I'd like to have a function that can use pipe operator as exported from dplyr. I am not using magrittr.

df %>% my_function

How can I get df name? If I try

my_function <- function(tbl){print(deparse(substitute(tbl)))}

it returns

[1] "."

while I'd like to have [1] "df"

Any suggestion?

Thank you in advance,
Nicola

Here's a hacky way of doing it, which I'm sure breaks in a ton of edge cases:

library(data.table) # for the address function
                    # or parse .Internal(inspect if you feel masochistic

fn = function(tbl) {
  objs = ls(parent.env(environment()))
  objs[sapply(objs,
          function(x) address(get(x, env = parent.env(environment()))) == address(tbl))]
}

df = data.frame(a = 1:10)
df %>% fn
#[1] "df"

I don't believe this is possible without adding an extra argument to your my_function. When chaining functions with dplyr it automatically converts the df to a tbl_df object, hence the new name "." within the dplyr scope to make the piping simpler.

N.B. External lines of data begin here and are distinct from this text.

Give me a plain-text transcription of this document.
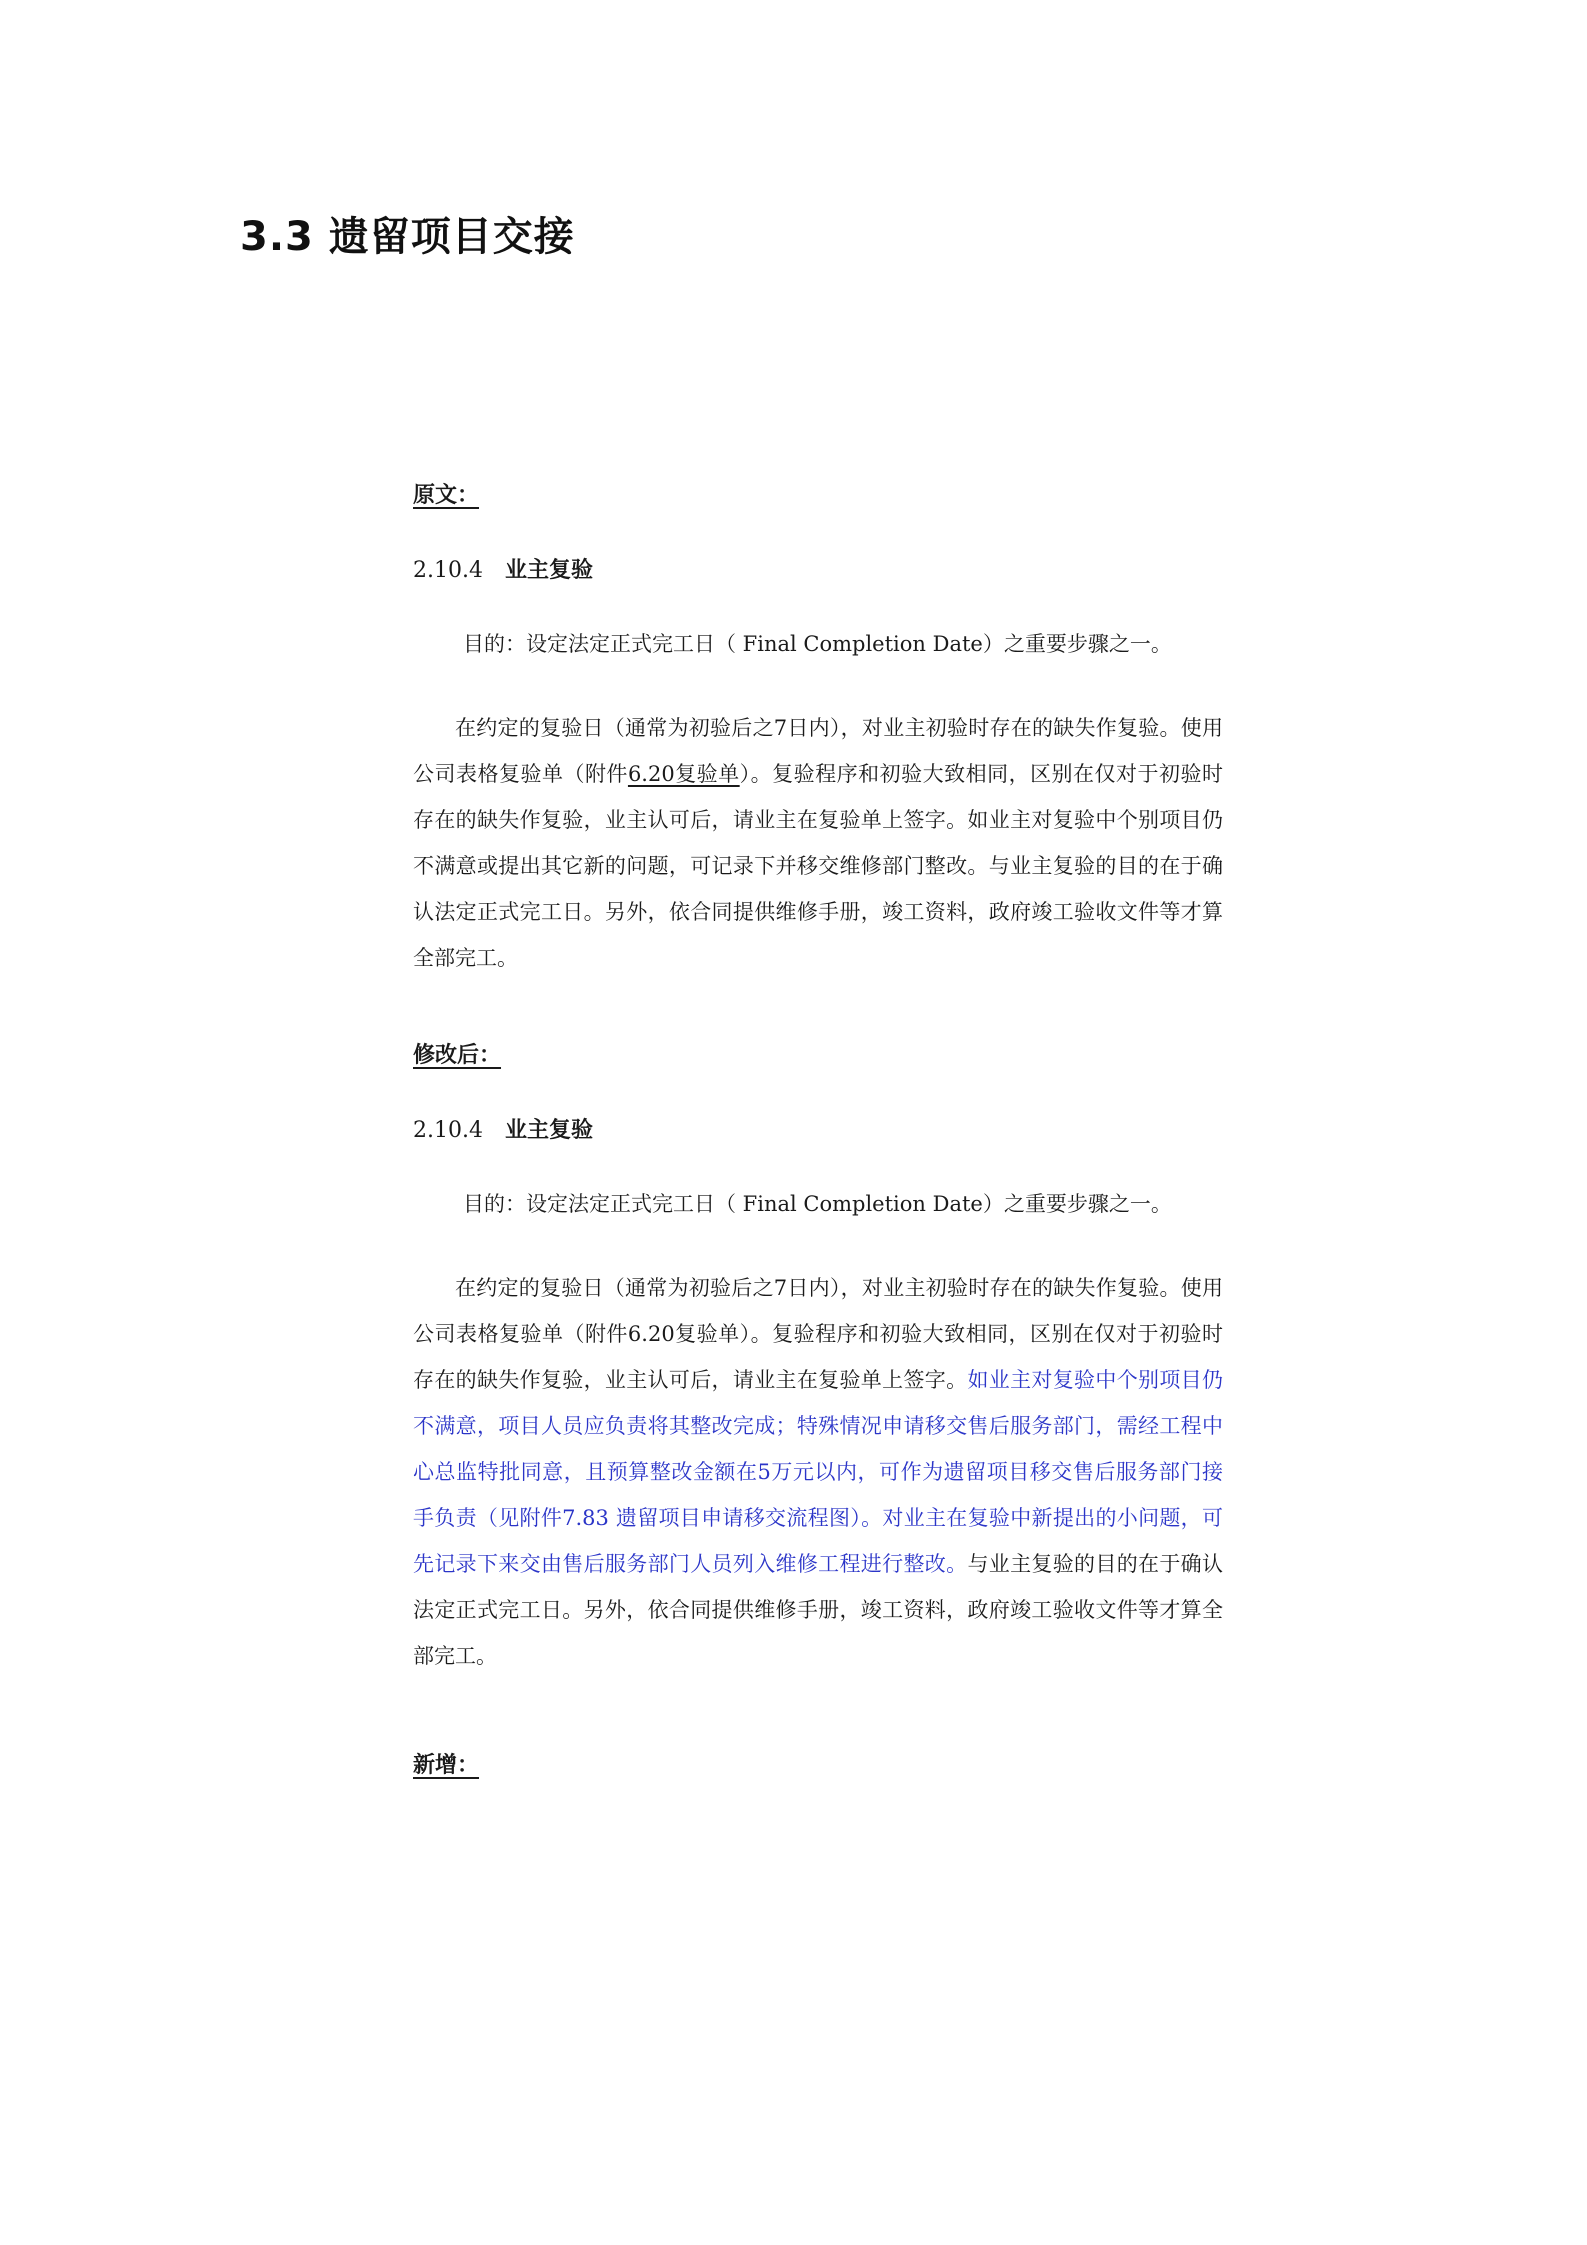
3.3 遗留项目交接
原文：
2.10.4 业主复验
目的：设定法定正式完工日（ Final Completion Date）之重要步骤之一。
在约定的复验日（通常为初验后之7日内），对业主初验时存在的缺失作复验。使用公司表格复验单（附件6.20复验单）。复验程序和初验大致相同，区别在仅对于初验时存在的缺失作复验，业主认可后，请业主在复验单上签字。如业主对复验中个别项目仍不满意或提出其它新的问题，可记录下并移交维修部门整改。与业主复验的目的在于确认法定正式完工日。另外，依合同提供维修手册，竣工资料，政府竣工验收文件等才算全部完工。
修改后：
2.10.4 业主复验
目的：设定法定正式完工日（ Final Completion Date）之重要步骤之一。
在约定的复验日（通常为初验后之7日内），对业主初验时存在的缺失作复验。使用公司表格复验单（附件6.20复验单）。复验程序和初验大致相同，区别在仅对于初验时存在的缺失作复验，业主认可后，请业主在复验单上签字。如业主对复验中个别项目仍不满意，项目人员应负责将其整改完成；特殊情况申请移交售后服务部门，需经工程中心总监特批同意，且预算整改金额在5万元以内，可作为遗留项目移交售后服务部门接手负责（见附件7.83 遗留项目申请移交流程图）。对业主在复验中新提出的小问题，可先记录下来交由售后服务部门人员列入维修工程进行整改。与业主复验的目的在于确认法定正式完工日。另外，依合同提供维修手册，竣工资料，政府竣工验收文件等才算全部完工。
新增：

The following is a very hacky way with dplyr which just adds an addition argument to return the name of the original data.frame

my_function <- function(tbl, orig.df){print(deparse(substitute(orig.df)))}
df %>% my_function(df)
[1] "df"

Note you couldn't just pass the df with your original function because the tbl_df object is automatically passed to all subsequent functions.